The Creator Behind This Gorgeous Video Game Art Told Us How She Became an Artist for Games

Art is one of the most critical elements in totally engrossing players in video games, but how do video games get their art?

Karen Teixeira (aka bitmOO) is an artist, originally from Brazil and now living in London, who specializes in quirky, playful and utterly adorable art for games—and she's developed a couple of them, too. We spoke with her all about her experiences turning art into games, and what you should do if you want to see your own art in games someday.

Karen Teixeira Bitmoo photograph

(Courtesy of Karen Teixeira)

Sweety High: What's your artistic background?

Karen Teixeira: My background is illustration and traditional arts, which was my major. I've tried a little bit of everything from sculpture to etchings and photography, but illustration was definitely what I loved spending my time on most since I was a little kid.

SH: How did you get into designing art for video games?

KT: I had never considered games as a career actually. Although I grew up playing them, I'd never heard of people like me making games, nor heard of Brazilian game companies that made games. It just didn't feel like something achievable. I didn't think I could do it until I came to learn about independently developed games and started researching more that I came in contact with developers within my own country and city and learned of studios that were making mobile games.

While in university I met friends who were into making games and we tried making small things together, joined game jams—in which you develop a complete game from scratch in 48 hours—and such. Slowly I started building a small personal portfolio which led me to my first job in the industry, making art for web and mobile games in a small studio in São Paulo.



SH: Which of your projects make you most proud? Which ones were you most passionate about while you were working on them?

KT: There are a few very dear to me! Twelve A Dozen is a neat little educational game. I made art for it and was involved since day one, responsible for all 2D art in it. It's a project I'm very pretty proud of and I had a great time working on it.

Karen Teixeira Bitmoo illustrations Twelve a Dozen

(Courtesy of Karen Teixeira)

More recently, Oceanheart is a personal ongoing project I'm deeply passionate about. I'm making all the art so far, and every bit of it is a joy to work on. It's a game I've always dreamed of making.

Karen Teixeira Bitmoo illustrations Oceanheart art

(Courtesy of Karen Teixeira)

SH: How did you come up with the idea for Astroromantica, and what kind of work went into making the prototype? What was it like to see the finished result?

KT: I love visual novel and narrative-driven games and I'm especially interested in exploring themes and mechanics I don't usually see visual novels doing often.

There is a yearly visual novel game jam called NaNoReNo that happens every March in which you create a visual novel game from scratch in a month. When NaNoReNo 2016 came up I decided I wanted to try making something on my own. I had these notes on my sketchbook about wanting to make a game around reconciliation, and thought this would be a great opportunity to do it.

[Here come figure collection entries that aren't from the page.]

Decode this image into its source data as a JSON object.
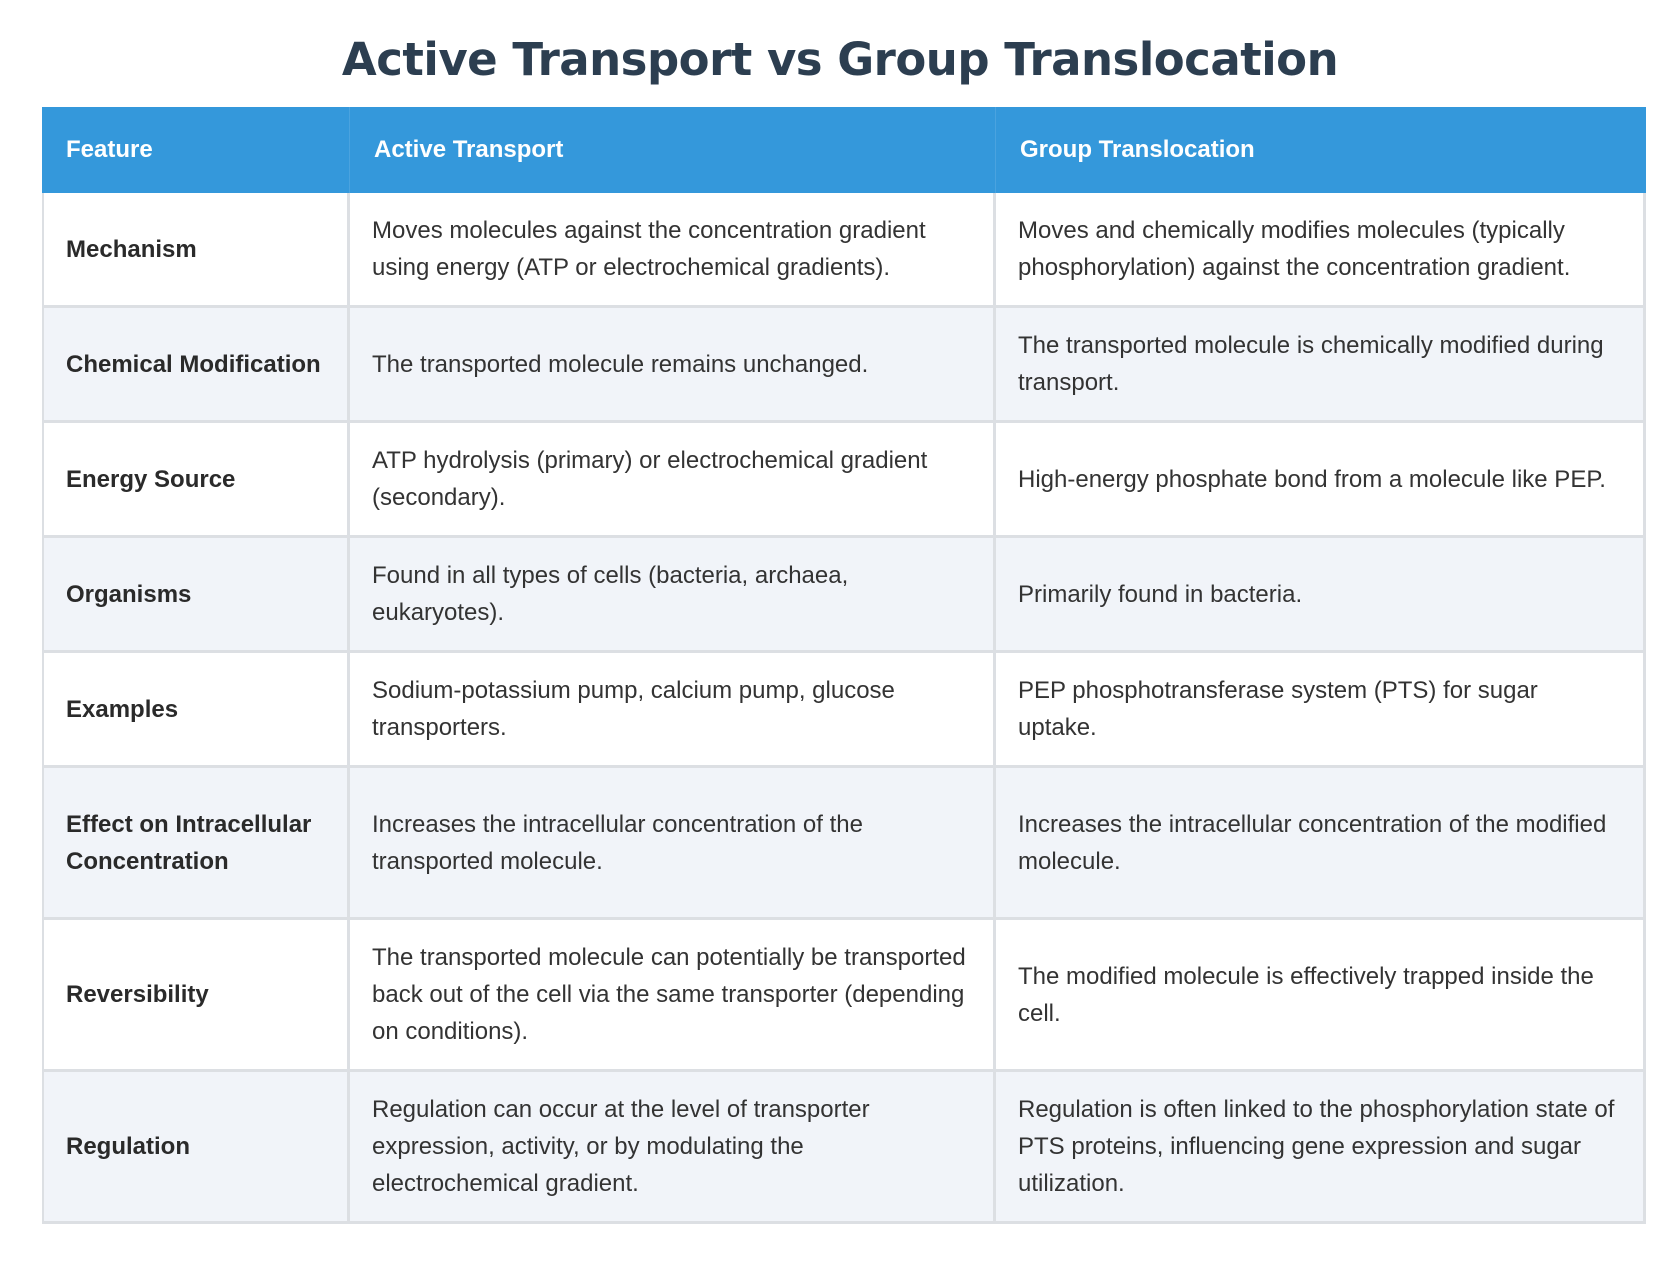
{
  "title": "Active Transport vs Group Translocation",
  "table": {
    "headers": [
      "Feature",
      "Active Transport",
      "Group Translocation"
    ],
    "rows": [
      {
        "feature": "Mechanism",
        "active": "Moves molecules against the concentration gradient using energy (ATP or electrochemical gradients).",
        "group": "Moves and chemically modifies molecules (typically phosphorylation) against the concentration gradient."
      },
      {
        "feature": "Chemical Modification",
        "active": "The transported molecule remains unchanged.",
        "group": "The transported molecule is chemically modified during transport."
      },
      {
        "feature": "Energy Source",
        "active": "ATP hydrolysis (primary) or electrochemical gradient (secondary).",
        "group": "High-energy phosphate bond from a molecule like PEP."
      },
      {
        "feature": "Organisms",
        "active": "Found in all types of cells (bacteria, archaea, eukaryotes).",
        "group": "Primarily found in bacteria."
      },
      {
        "feature": "Examples",
        "active": "Sodium-potassium pump, calcium pump, glucose transporters.",
        "group": "PEP phosphotransferase system (PTS) for sugar uptake."
      },
      {
        "feature": "Effect on Intracellular Concentration",
        "active": "Increases the intracellular concentration of the transported molecule.",
        "group": "Increases the intracellular concentration of the modified molecule."
      },
      {
        "feature": "Reversibility",
        "active": "The transported molecule can potentially be transported back out of the cell via the same transporter (depending on conditions).",
        "group": "The modified molecule is effectively trapped inside the cell."
      },
      {
        "feature": "Regulation",
        "active": "Regulation can occur at the level of transporter expression, activity, or by modulating the electrochemical gradient.",
        "group": "Regulation is often linked to the phosphorylation state of PTS proteins, influencing gene expression and sugar utilization."
      }
    ]
  },
  "colors": {
    "header_bg": "#3498db",
    "header_text": "#ffffff",
    "title_text": "#2c3e50",
    "row_alt_bg": "#f1f4f9",
    "border": "#dcdfe3"
  }
}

Karen Teixeira Bitmoo illustrations Astroromantica doodles

(Courtesy of Karen Teixeira)

Astromantica is meant to be a game about mending broken bridges and dealing with resentful stubborn characters, but it's up to you as a player to lead your character towards empathy and friendship again. It's also my own light hearted shoutout to sci-fi TV shows like Star Trek and Babylon 5 that I grew up watching.

I was already familiar with using Unity for game development, but as my coding knowledge is close to zero I relied on an extension called Fungus, which is very beginner-friendly and makes creating visual novel and adventure games much easier. It was tricky making what I had in mind. I had to poke friends for help and at times everything felt overwhelmingly difficult, but seeing something playable that I made all on my own at the end of the month was the best feeling ever. I was having so much fun with coding and structuring the game I was looking forward to doing that more than the game art! There's still a lot of work to put into it but I've definitely been learning loads and I feel pretty proud of what I've achieved so far.

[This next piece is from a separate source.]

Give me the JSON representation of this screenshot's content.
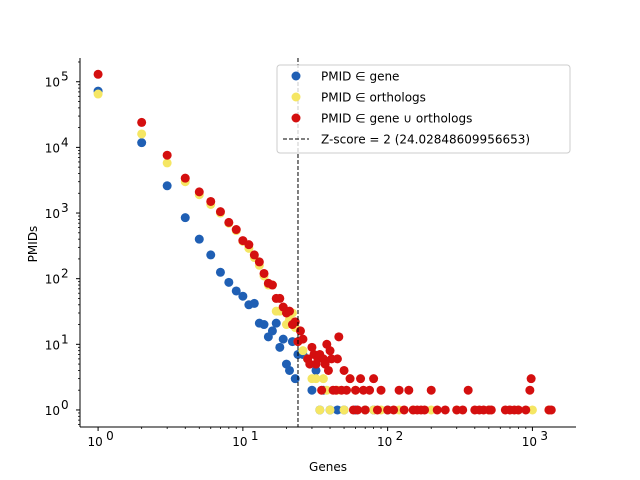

Karen Teixeira Bitmoo illustrations Astroromantica characters

(Courtesy of Karen Teixeira)

SH: What advice do you have for young girls who someday want to do the type of work that you do?

KT: Don't wait until you're ready. Start making whatever it is you want to be making, right now. There are free tools and information online, and people to exchange experiences with, learning and making fun things together. We only get better at something by doing it, and making games is such a fun, collaborative process. We never really stop learning. Just remember to pace it, and start with smaller, simpler things so you can enjoy the process and work up to more complex creations naturally. Know your skills and respect your pace. Learning things takes time and resilience. And for the record: It's never too late to start learning something.

Don't be afraid to share your creations and to ask people for help. There's no shame in not knowing, nor in making mistakes. The more I felt comfortable with doing that myself, the more I was able to enjoy creating things instead of being too hard on myself. Be kind to yourself and have fun making things.